- Born: Mercedes Yvette Scelba-Shorte August 24, 1981 (age 44) New Jersey, U.S.
- Modeling information
- Height: 5 ft 9 in (1.75 m)
- Hair color: Brown
- Eye color: Brown
- Agency: Nous Model Management; Elite Model Management; Click Models; Chick Models; Brand Model & Talent;

= Mercedes Scelba-Shorte =

American actress

Mercedes Yvette Scelba-Shorte, also known as Mercedes Yvette (born August 24, 1981, in New Jersey), is an American fashion model and actress. She was a contestant on Cycle 2 of America's Next Top Model. During the show, Scelba-Shorte revealed that she has lupus, an autoimmune disease.

==Before Top Model==
Scelba-Shorte was studying at California State University, Northridge before auditioning for America's Next Top Model. She was eventually chosen as one of the 12 contestants on Cycle 2 of America's Next Top Model, which aired in 2004. In 2000, she also appeared in the MTV reality show Fear.

==Modeling and acting career==

On Cycle 2 of America's Next Top Model, Scelba-Shorte received two 'first call outs' and won one challenge, eventually runner-up.

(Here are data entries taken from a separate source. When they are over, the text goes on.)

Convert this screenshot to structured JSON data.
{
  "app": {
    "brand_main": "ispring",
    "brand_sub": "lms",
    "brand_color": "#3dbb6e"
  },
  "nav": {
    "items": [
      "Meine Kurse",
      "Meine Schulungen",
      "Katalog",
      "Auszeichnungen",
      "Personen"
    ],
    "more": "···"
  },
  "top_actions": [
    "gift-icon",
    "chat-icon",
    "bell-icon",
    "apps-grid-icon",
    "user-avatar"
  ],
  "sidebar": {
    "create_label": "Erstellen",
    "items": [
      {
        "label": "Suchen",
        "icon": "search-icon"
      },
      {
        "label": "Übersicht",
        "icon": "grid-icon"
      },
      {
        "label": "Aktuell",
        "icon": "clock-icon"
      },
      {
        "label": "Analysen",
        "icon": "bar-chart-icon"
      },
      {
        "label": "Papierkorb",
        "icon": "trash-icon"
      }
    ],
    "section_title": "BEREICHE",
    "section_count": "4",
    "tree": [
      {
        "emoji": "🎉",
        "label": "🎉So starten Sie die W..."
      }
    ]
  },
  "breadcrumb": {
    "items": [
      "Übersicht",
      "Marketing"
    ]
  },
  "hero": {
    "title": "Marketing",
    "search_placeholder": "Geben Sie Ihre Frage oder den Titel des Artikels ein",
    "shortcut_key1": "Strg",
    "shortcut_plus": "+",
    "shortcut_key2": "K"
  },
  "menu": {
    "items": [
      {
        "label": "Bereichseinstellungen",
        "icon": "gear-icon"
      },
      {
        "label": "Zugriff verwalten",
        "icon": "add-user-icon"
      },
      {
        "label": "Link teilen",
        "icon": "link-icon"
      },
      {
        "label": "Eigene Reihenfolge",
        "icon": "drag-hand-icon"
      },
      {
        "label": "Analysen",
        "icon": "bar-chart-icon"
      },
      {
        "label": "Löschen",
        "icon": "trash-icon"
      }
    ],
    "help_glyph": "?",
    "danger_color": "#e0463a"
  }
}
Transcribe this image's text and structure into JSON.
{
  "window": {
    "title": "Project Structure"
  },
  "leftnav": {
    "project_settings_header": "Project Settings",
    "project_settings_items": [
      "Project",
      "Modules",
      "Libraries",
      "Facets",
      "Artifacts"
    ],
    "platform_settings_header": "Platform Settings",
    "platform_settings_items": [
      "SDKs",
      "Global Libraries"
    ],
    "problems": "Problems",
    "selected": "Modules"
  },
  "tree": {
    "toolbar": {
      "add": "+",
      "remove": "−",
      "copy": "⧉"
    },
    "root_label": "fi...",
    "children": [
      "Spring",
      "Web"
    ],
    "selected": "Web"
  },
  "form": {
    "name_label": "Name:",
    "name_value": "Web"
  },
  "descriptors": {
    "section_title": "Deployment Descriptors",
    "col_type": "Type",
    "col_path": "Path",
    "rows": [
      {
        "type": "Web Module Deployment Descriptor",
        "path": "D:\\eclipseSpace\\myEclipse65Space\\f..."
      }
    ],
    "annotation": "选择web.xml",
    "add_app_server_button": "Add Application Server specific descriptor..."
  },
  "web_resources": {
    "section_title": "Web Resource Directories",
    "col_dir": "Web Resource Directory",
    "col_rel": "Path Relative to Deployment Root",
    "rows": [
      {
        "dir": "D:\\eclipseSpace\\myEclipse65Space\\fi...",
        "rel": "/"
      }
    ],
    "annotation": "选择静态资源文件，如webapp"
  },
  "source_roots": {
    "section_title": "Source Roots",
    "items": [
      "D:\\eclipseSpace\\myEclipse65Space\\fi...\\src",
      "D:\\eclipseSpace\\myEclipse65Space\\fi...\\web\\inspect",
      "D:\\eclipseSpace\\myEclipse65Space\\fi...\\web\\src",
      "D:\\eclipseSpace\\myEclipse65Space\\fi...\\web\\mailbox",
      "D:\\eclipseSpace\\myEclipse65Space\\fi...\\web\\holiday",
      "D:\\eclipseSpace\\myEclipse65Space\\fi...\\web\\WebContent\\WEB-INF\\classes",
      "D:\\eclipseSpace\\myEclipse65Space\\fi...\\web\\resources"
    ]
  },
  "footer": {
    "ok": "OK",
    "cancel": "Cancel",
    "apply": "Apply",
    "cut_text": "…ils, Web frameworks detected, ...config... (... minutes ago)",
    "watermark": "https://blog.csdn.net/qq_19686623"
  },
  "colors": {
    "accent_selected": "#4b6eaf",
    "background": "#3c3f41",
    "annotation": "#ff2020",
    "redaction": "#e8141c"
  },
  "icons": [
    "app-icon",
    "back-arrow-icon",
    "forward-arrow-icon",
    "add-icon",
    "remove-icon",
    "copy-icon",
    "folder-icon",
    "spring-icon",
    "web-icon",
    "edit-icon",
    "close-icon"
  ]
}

While on the show, one of her concerns was about telling her competitors that she had lupus.

After appearing on America's Next Top Model, Scelba-Shorte became a spokesperson for the Lupus Foundation of America. She signed with Nous Model Management and has also landed small roles in a number of TV shows including One on One, All of Us, and The Bold and the Beautiful. She also changed her name to Mercedes Yvette.

She has appeared on the cover of Wedding Dresses magazine in 2005, Lupus Now magazine (Fall 2004 and Fall 2007), and Arthritis Today. She has also graced the pages of Teen Vogue. Her commercial credits include Chili's, MedermaTarget, Hewlett-Packard, Sears, AT&T, Payless Shoes, Bell South, and Chevy. Other modeling credits include Anchor Blue, Kohl's, Old Navy, Wal-Mart, Halston, Mervyn's, Target, and Macy's. Her runway credits include: DSquared2 Milan Fashion Show Spring 2004, Rock & Republic, Studios John Sakalis Fall 2004 and Ellegirl presents Dare To Be You: Wal-Mart Meets America's Next Top Models 2005. Scelba-Shorte was also in a commercial for Chili's restaurant in 2007 and was featured in the Kay's catalog for Holiday 2007. She can be found modeling Mandy Moore's Mblem line and landed her first beauty campaign for Leeza Gibbons' Sheer Cover Mineral Makeup. Scelba-Shorte was featured in the VisitCalifornia.com "Misconceptions" 2010 commercial alongside Jason Mraz, Kim Kardashian, Betty White, and the Jonas Brothers.

Scelba-Shorte left Nous Model Management in Los Angeles in 2008. She then signed to Elite Model Management, L.A, and now is signed to Industry Model Group under the name of Mercedes Yvette.